- Ashley Davis hit by a car as she crossed the road in September 2009
- Her parents argued that the school board had broken its promise to safely transport her by making her cross the road for the bus
- Payout among the largest awarded in the county
- Attorneys said it is unlikely they will get $90m as the school will appeal
By DAILY MAIL REPORTER
PUBLISHED: 14:23 EST, 17 April 2013 | UPDATED: 14:25 EST, 17 April 2013
A family whose 13-year-old daughter was fatally hit by a car as she crossed the road to her school bus four years ago has been awarded $90 million in a wrongful death suit.
Ashley Davis was hit by a car as she crossed Brinkley Road in Prince George’s County, Maryland on September 1, 2009 – as her classmates looked on – and died in hospital two weeks later.
Her parents claimed the school system failed to provide a bus stop on her side of the road, forcing her to cross the street – and failing to fulfill their promise to provide safe transportation to school.
After hitting Ashley, the car, a Lincoln Continental, struck a minivan and a 17-year-old boy, who was hospitalized but survived.
John Costello, a lawyer for the family, told NBC Washington that the Prince George’s County School Board was ‘negligent’ towards Ashley.
‘They had adopted a policy to provide for safe transportation,’ he explained.
‘The policy was they were going to pick up Ashley on her own side of the street. They never did. They forced her to cross the street. She got killed crossing the street.’
Her mother, Nycole Davis, spoke about her enduring grief.
‘She was on her way,’ she said. ‘She was doing the right thing. She was going to school. She was a good girl. She didn’t deserve this. If she didn’t have to cross the street… she’d be graduating this year. She’d be going to prom this year.’
Loss: Ashley, a high school freshman, suffered serious injuries in the crash and died two weeks later
Ashley was forced to walk over the road to her bus after an original bus repeatedly failed to stop at the right place, Costello said.
The school board failed to provide a safe bus stop for students who lived on the north side of the road, according to court documents.
At the end of the civil trial, the jury awarded the family $90 million plus medical expenses and funeral costs – one of the largest the county has ever seen, the Washington Post reported.

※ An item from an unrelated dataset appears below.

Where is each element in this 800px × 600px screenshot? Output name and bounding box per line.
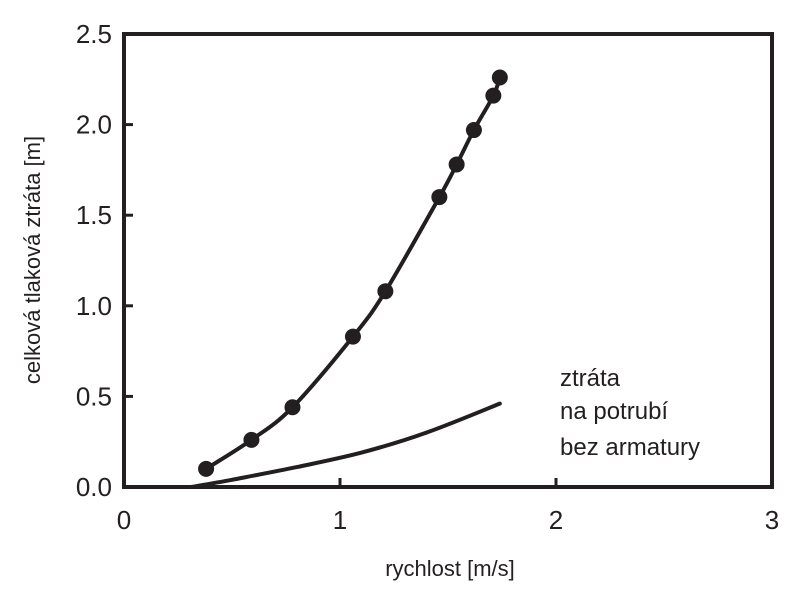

‘The jury was upset that [the school board’s] policy was not followed for a full week and a little girl in her first year of high school ended up suffering the consequences,’ Costello said of the verdict.
But lawyers warned the battle was not yet over.
NBC reported that often a verdict is capped around $100,000 when there is a lawsuit against a municipality or school system, and Costello expected the board will appeal the verdict.
Prince George’s County Public Schools said: ‘No judgment has been entered in this case. It is still under litigation.’
But Ashley’s mother said she did not care for the money.
‘I didn’t ask anyone to give me any money or anything like that,’ she said. ‘I just want someone held responsible for what happened to my daughter.’
She added that her daughter was outgoing and popular, and enjoyed shopping, dancing and writing poetry.